The United States Postal Service lost a customer’s watch back in February 2017. So far, USPS refused to make things right.
Even though the customer purchased insurance, her claim was denied.
Heather Allery says after her husband’s Seiko watch stopped working, she sent it off for repair.
“He wore the watch everyday,” she said. “Dana never took it off. I trusted the post office.”
That trust quickly eroded.
“My hope was that it would make it to Seiko and get fixed,” Allery said.
However, the watch disappeared somewhere between the Colorado Springs post office on Uintah Street and the Seiko repair shop in New Jersey.
“The repairman received the envelope and it was empty,” Allery said.
Allery insured the watch for $400, but says its sentimental value is much higher.
“My husband, Dana, got it from his mom who passed away in Dec. 2014 and it was a gift to him when he was 40 years old,” she said. “He’s 57-years-old now so it was pretty sentimental.”
Allery filed an insurance claim which was denied because she did not provide acceptable proof of the watch’s value like a sales receipt.
Keep in mind—the watch was a gift.
Allery was not happy with the denial letter.
“I swore,” she said. “I mean you don’t want your stuff going missing. It shouldn’t go missing so yeh, I swore.”
A spokesperson for the United States Postal Service told News 5 Investigates to have Allery re-file a claim. She did, but claims she heard nothing back.
We were then told to check the status of her claim by calling a 1-800 claims number which we’ve called numerous times.
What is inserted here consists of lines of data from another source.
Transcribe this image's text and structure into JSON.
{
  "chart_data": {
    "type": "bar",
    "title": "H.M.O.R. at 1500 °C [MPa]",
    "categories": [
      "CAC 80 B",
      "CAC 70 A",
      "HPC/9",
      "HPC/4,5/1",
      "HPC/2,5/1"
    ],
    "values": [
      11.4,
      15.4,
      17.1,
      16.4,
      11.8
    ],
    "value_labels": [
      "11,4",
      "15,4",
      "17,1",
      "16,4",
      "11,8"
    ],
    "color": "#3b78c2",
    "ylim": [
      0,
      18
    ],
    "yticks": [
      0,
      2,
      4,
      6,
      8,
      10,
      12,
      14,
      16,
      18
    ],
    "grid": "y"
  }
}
News 5 Investigates has been working on Allery’s case for nearly two months and after numerous phone calls and emails, the only response we’ve been able to get was this statement from the post office:
“Last year we delivered 5.2 billion packages – the vast majority arriving on time and intact. Occasionally, contents will become separated in handling and we are unable able to match them to the recipient. We believe this to be the case here and we are very sorry for the loss incurred by Mrs. Allery. In this instance, an insurance claim was initially denied because there was no proof of value included with the documentation. For the education of your viewers, proof of value for postal insurance must be provided at time of claim. This could be as a sales receipt, paid invoice or bill of sale, or statement of value from a reputable dealer. In the case of Mrs. Allery, acceptable proof might have been an estimate from a watch dealer or an online auction site. Normally, customers have 60 days to file a claim from the time of loss. If that claim is denied, there is a 30-day limit to appeal.”
David Rupert, corporate communications spokesperson for USPS did say in an email to News 5 that the post office is currently re-evaluating the claim and expects to settle with Mrs. Allery within a few days.
News 5 Investigates will keep you updated on what happens.